Monday, November 3, 2008

Day Three, early

This thing is kinda crazy. Apparently there is now a church fasting and praying for Wilson. WOW! Even bigger, we've never met one of them. So to everyone reading this and participating with prayers, thoughts, and fasting, a big thank you. The Lord tells us that His plan is better than ours, and I know that, sometimes it's just hard to remember. I also know that he has an answer for every prayer I give to Him, and that He knows I can handle everything he is giving me right now. I just have to keep that in the back of my mind. Heck, even my "arch enemy" is participating (great blog too: http://www.youseedrybones.com/)
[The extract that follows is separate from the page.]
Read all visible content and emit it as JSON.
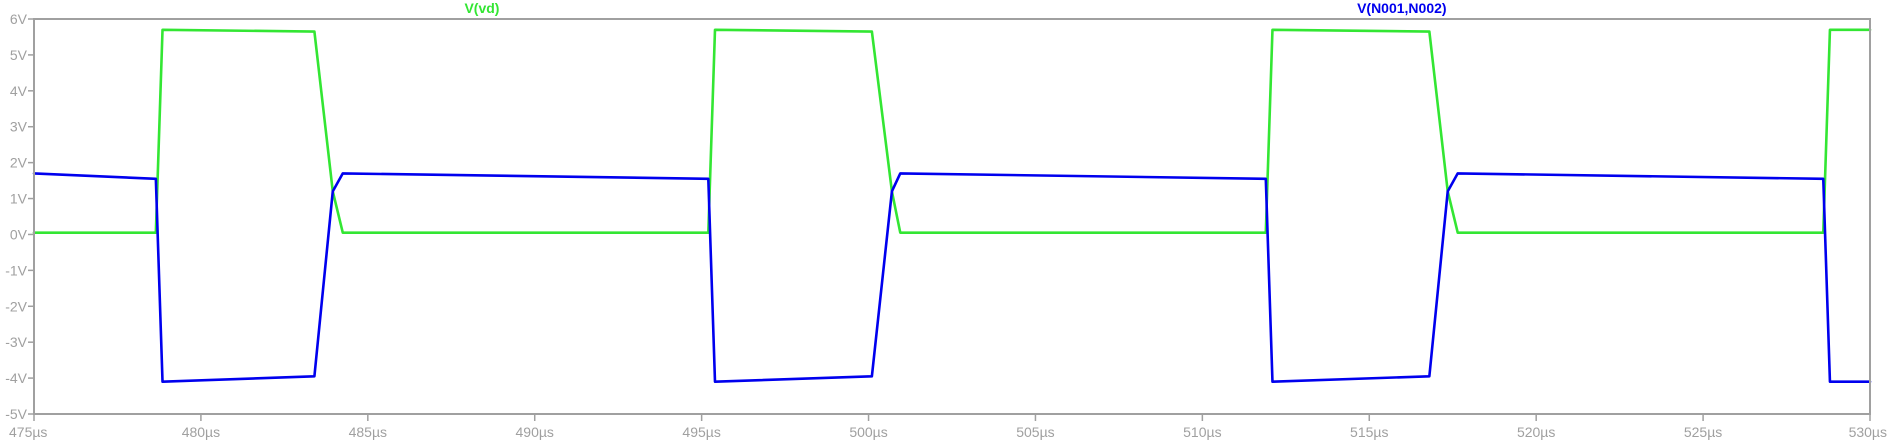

Here is what God is teaching me so far through this fast; I am not insignificant, nor is my family. Sometimes I just feel so small in this world, like I am going to be swallowed alive. I just go about my life, but I realize many many people have way bigger problems than mine. I have a hubby that loves me, a monster that thinks I'm the coolest mama ever (for now anyway,) a job, house, etc. Why could God spend time worrying about us, just because Wilson can't eat some food? Then I am reminded that even the smallest problem, God wants to fix it for me, He wants me to surrender it, He wants me to let HIM work it out and not take it on myself. So this is what I am doing. This fast and the large number of people participating reminds me that we aren't insignificant, that God will use my friends, family, etc. to change the world. He took time out to look at us and give us this opportunity to come together as one flesh and sacrifice for my son's health. I'm just not sure I can tell you what this means to me.

I am also learning that it isn't that difficult to make food Wilson friendly. For the last year or so, we have been making two dinners every night. While it isn't super inconvenient, it does take up more time. But there are great recipes that my son can have, and they taste great. This can help us in the future for parties, family functions, and even just dinners so he doesn't feel excluded. And we can feel closer to him; understanding exactly what he tastes, feels, etc will help us to know him better and to be better parents.

I have also discovered that I LOVE cheese. I genuinely do not like salads without it. I don't have to have a ton, but I really like cheese on most foods I eat. It's a weird thing, I know, but I miss my cheese. Thursday after his test, I will probably eat a pound (or a slice.)

An update on Wilson as well, he did wonderfully on Halloween. He was the best Superman in the history of the world, and we successfully traded his candy with no tension. We also had no breakouts, but are now off all allergy medication, and boy can we tell. He is snotty, cranky, and you can tell he just doesn't feel well. It started within 12 hours of when he was supposed to recieve the dose, and unfortunately the time change isn't helping. So please add to your prayers his safety and health this week while off all the meds. Moms worry, even if they've surrendered the illness to God.
Blessings, wilsonsmom

1 comment:

youseedrybones said...

This is all good stuff. It is so cool to see what this big God is doing for you guys. A WHOLE CHURCH is praying for you, just cool.